SFBC director Brian Wiedenmeier introduced Janice Li (who moderated the panel), Renee Rivera, Lateefah Simon, and Tamika Butler for a discussion about equity in the bike advocacy movement. Photo: Streetsblog.

Yesterday evening, the San Francisco Bicycle Coalition (SFBC) held a discussion about diversity as part of its “Bike Talks” series at the Sports Basement Grotto on Bryant Street. Janice Li, Advocacy Director for SFBC, moderated a panel comprised of Lateefah Simon, President of the Akonadi Foundation, Tamika Butler, Executive Director of the Los Angeles County Bicycle Coalition, and Renee Rivera, Executive Director of Bike East Bay.
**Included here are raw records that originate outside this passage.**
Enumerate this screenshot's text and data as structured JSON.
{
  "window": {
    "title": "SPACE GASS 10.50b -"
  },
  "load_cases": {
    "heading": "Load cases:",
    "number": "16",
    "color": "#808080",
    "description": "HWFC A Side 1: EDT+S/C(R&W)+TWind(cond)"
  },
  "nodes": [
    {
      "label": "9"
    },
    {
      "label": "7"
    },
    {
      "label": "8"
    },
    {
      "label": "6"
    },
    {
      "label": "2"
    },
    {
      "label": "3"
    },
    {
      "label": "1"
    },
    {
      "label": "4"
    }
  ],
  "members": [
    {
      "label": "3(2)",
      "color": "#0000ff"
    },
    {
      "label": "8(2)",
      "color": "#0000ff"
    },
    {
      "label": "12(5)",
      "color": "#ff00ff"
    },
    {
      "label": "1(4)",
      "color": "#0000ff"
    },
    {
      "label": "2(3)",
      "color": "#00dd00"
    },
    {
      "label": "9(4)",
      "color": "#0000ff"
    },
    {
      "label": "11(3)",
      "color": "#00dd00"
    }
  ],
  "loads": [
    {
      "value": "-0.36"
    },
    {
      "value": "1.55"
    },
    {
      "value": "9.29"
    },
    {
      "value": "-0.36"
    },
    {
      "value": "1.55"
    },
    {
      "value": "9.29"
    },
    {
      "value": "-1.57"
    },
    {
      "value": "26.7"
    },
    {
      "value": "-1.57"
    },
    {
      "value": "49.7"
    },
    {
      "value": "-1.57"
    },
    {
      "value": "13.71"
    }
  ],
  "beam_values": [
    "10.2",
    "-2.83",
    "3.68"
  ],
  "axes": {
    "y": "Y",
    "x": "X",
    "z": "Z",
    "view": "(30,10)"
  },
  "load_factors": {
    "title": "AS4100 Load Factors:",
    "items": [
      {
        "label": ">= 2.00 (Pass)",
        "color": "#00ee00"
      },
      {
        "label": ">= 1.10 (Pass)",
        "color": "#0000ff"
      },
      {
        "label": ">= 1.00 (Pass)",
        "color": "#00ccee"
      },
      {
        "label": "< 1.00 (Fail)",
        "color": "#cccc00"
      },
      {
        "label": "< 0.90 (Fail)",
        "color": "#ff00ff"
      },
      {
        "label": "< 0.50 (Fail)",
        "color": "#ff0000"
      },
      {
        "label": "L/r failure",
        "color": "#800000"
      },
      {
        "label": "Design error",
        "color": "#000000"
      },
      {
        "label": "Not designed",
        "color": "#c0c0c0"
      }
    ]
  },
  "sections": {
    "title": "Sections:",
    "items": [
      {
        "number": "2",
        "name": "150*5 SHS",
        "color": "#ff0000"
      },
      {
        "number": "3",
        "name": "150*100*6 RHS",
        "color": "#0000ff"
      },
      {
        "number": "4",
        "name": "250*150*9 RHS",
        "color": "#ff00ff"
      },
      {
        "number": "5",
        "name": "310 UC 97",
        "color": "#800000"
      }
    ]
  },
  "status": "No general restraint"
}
The formal discussion about the lack of diversity in the bike advocacy community was preceded by a social with snacks and drinks. “I’ve been very up-front that issues of racial and economic justice are important to me personally, and I am interested in how the SFBC’s work can reflect those values,” said Brian Wiedenmeier, in a conversation with Streetsblog. Wiedenmeier, in several presentations, has stressed his wish that the SFBC broaden efforts to increase the diversity of its membership. “We have a strategic planning process we’ll be kicking off this fall and I think this event is a great way to begin that conversation with our members,” he said.